In Something about Etna, London-based artist Fipsi Seilern explores her fascination with volcanic landscapes, cowboys with disembodied limbs, alongside an underlying fear of crowds. Using colour pencils to draw directly onto untreated wood panels, the compositions oscillate between solitude and chaos: some figures sit isolated with skulls and miniature pigs, while others charge on horseback, guns drawn, with an imminent sense of eruption.

Drawing inspiration from mediaeval tapestries, Middle Eastern miniatures, and Japanese woodblock prints, her new body of work reflects a shift from her previous work blending Old Master copies and graffiti, revealing a more introspective and instinctive approach. This series offers a meditation on personal and collective anxieties through a distinct, surreal and unique visual language.

Born in the UK, Fipsi Seilern is a London based artist. Working across several mediums, she has exhibited in London, Berlin, New York, Vienna, Stockholm and Murcia.
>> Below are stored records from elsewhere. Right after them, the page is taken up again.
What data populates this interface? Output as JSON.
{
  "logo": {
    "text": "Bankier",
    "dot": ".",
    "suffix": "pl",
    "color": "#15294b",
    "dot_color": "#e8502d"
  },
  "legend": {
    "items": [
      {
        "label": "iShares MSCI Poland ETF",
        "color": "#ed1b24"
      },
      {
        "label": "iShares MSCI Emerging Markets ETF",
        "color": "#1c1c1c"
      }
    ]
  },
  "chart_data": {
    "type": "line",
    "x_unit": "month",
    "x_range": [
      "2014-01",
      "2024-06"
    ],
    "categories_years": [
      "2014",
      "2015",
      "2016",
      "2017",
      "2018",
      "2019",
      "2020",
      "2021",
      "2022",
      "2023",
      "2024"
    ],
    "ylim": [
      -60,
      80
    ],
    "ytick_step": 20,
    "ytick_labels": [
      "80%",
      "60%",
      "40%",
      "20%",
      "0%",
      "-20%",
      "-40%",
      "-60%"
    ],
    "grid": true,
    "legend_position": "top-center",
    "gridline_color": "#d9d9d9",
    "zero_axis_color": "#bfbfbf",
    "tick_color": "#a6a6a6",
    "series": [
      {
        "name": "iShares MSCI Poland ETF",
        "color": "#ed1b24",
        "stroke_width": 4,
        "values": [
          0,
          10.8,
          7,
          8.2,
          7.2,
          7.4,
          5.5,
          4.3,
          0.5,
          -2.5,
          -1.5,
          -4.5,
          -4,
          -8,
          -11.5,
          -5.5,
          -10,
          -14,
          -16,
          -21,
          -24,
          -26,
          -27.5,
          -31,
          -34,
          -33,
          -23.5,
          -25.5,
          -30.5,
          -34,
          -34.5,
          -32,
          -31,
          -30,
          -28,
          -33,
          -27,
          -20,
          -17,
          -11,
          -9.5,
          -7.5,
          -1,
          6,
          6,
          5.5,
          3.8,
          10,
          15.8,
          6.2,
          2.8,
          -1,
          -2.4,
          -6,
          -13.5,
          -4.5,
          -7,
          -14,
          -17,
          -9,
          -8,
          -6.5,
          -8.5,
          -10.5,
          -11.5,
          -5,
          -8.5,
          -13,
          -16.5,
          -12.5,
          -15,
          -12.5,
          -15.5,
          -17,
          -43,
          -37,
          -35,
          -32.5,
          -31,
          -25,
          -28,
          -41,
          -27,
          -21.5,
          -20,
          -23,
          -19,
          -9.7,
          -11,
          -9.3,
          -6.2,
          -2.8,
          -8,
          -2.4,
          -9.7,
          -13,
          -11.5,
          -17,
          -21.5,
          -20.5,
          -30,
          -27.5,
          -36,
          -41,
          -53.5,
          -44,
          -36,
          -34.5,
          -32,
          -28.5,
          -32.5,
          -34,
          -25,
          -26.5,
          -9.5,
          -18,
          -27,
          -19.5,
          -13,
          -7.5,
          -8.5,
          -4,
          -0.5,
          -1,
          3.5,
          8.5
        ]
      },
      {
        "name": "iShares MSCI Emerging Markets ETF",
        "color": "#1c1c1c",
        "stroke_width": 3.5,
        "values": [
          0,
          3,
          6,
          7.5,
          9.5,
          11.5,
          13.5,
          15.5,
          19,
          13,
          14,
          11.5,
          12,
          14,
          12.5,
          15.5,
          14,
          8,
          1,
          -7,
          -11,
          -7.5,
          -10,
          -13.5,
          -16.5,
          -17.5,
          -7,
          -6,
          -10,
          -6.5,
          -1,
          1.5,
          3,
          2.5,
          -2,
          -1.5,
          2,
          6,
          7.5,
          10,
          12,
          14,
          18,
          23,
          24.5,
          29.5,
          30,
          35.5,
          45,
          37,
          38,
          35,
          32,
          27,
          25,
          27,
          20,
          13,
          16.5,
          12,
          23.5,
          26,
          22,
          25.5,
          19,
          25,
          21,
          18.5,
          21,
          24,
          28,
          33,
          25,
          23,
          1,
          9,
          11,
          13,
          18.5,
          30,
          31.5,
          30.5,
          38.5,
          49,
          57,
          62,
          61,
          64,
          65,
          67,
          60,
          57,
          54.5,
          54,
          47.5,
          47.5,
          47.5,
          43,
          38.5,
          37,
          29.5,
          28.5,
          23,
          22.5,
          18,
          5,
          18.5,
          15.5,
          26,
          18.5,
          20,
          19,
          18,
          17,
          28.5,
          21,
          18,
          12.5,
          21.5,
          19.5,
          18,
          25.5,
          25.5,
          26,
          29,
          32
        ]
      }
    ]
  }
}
Public interventions under the pseudonym PANG have shaped an ongoing dialogue between graffiti and classical painting.

She graduated with an MA in Fine Art at City and Guilds of London Art School in 2020.

Though the smallest bricks-and-mortar contemporary gallery in the UK, Liminal Gallery challenges the status quo, presenting the diverse and resonant voices of today’s artists from across the UK and Ireland. While historically women and minorities have been wildly underrepresented in the art world, we stand as proof that change is happening.